Fig. 2. **a**) A set of logical connections between functional modules forming a domain. **b**) The logical connectivity realized as a sparse crossbar topology using Split nodes, Merge nodes, and physical connections.



Fig. 3. A topology refinement step, which combines two Merge nodes and adds a Split node. The transmissions (x,y,p,q,r) routed over physical links (A-F) now face greater contention.
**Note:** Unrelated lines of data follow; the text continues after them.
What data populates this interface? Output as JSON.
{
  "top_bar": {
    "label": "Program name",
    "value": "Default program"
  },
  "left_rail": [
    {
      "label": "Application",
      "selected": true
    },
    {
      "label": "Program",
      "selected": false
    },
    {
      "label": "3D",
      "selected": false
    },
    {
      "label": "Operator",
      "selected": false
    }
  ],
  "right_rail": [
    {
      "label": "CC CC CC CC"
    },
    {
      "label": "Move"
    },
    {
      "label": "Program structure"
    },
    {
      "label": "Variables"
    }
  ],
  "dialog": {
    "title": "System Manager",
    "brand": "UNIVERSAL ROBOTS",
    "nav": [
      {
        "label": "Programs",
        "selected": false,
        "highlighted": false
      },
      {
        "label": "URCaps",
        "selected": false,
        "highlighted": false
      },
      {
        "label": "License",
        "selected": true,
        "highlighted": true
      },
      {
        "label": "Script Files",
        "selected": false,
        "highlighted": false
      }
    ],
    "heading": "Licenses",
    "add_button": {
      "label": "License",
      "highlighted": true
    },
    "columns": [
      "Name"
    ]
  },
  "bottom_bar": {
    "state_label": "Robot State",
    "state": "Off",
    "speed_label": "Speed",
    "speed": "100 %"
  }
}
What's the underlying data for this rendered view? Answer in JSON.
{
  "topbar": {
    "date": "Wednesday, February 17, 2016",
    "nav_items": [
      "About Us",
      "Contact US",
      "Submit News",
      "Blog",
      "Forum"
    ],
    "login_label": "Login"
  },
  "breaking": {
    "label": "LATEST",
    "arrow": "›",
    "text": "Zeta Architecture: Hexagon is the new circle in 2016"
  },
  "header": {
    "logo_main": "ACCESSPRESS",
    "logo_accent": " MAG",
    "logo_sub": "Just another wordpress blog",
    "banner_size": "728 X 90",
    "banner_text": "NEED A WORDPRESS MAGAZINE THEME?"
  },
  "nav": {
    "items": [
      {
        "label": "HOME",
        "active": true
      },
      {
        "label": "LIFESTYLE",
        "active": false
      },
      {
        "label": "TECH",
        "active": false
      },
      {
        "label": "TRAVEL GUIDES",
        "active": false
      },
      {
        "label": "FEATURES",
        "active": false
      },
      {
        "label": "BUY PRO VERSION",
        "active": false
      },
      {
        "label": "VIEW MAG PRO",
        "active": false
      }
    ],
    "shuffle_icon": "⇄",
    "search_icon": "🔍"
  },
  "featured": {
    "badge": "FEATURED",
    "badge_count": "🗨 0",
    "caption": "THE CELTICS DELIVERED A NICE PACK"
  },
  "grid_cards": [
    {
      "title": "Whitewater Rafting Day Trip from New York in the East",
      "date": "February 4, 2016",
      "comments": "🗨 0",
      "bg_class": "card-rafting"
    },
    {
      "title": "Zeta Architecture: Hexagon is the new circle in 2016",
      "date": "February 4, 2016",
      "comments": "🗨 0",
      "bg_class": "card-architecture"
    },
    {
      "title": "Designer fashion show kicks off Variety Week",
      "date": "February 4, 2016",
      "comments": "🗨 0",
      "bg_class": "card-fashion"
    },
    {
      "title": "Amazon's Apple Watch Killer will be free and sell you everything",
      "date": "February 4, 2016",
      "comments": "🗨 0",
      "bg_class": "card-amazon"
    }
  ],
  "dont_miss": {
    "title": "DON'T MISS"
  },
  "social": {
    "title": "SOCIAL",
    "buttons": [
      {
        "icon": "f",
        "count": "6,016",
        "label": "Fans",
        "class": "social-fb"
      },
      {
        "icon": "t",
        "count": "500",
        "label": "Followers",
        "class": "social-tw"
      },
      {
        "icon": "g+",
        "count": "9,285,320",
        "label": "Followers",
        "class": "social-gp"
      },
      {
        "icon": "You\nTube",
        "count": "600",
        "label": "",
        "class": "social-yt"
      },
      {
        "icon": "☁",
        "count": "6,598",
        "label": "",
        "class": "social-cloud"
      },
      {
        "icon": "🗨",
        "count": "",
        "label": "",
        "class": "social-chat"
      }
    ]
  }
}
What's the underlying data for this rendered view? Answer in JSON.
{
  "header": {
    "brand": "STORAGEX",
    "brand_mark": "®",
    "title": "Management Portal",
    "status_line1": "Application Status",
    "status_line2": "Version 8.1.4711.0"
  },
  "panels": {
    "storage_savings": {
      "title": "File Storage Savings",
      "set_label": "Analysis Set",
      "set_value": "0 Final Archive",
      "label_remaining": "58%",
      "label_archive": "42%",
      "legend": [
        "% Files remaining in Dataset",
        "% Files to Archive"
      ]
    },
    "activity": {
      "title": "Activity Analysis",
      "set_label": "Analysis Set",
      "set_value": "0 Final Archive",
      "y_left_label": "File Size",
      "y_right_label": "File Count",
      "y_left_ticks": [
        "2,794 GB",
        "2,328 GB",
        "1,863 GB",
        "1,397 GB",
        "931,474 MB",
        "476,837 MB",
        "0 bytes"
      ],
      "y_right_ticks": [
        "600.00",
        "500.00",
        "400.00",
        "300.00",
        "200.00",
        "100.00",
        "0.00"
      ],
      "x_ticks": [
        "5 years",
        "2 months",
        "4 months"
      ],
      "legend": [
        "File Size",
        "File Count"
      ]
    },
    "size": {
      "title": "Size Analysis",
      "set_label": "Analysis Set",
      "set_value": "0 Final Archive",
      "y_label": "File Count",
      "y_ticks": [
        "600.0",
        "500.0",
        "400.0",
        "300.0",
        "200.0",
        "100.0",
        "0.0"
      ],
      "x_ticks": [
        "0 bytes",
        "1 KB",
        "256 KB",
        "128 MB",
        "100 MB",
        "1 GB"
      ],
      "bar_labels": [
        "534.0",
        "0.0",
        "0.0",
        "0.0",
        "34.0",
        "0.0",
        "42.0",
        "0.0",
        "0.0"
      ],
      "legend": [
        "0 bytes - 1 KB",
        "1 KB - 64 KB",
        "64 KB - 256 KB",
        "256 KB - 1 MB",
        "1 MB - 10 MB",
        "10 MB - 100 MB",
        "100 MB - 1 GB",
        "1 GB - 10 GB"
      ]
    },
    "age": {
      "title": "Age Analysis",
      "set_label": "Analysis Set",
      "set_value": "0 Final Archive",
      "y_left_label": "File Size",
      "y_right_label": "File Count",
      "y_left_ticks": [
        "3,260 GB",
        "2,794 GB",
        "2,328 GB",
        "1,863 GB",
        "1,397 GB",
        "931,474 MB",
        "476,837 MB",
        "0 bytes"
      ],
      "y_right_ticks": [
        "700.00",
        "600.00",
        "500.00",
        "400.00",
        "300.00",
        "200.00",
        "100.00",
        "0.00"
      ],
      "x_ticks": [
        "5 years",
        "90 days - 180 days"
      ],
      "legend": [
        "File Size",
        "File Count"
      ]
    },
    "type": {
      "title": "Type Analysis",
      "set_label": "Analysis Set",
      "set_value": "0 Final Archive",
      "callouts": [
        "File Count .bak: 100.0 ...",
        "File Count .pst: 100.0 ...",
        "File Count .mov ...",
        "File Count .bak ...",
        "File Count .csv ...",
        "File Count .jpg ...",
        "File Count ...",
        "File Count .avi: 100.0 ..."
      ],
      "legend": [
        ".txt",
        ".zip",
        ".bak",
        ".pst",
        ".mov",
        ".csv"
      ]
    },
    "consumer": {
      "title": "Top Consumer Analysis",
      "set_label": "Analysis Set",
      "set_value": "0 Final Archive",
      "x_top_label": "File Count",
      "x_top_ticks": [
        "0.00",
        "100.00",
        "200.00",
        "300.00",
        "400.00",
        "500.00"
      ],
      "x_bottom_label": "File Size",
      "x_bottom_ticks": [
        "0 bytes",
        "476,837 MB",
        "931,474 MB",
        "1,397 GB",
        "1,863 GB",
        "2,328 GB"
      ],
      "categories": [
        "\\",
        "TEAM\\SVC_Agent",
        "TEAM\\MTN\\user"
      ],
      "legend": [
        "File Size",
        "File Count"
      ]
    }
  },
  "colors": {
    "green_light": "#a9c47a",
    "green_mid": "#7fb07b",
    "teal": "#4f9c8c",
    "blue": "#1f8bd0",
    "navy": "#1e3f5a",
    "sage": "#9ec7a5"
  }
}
step combines two existing Merge nodes, replacing them with a single Merge node followed by a Split node, re-routing the affected transmissions. This is illustrated in Figure 3. By eliminating a Merge node, area consumption may be reduced, but it may also increase contention between transmissions. This is acceptable as long as the user's importance specifications are not violated by the refinement. Additionally, the area effect of each refinement is estimated by GENIE, and must be beneficial to be acceptable. After the initial crossbar topology, the flow thus proceeds as follows:

- Every remaining pair of Merge nodes becomes a refinement candidate, as long as the proposed refinement yields a topology that satisfies importance requirements and an estimated area reduction.
- 2) If any refinement candidates exist, the one that yields the greatest estimated area reduction is chosen.
- 3) Steps 1 and 2 are repeated until no acceptable refinements can be found.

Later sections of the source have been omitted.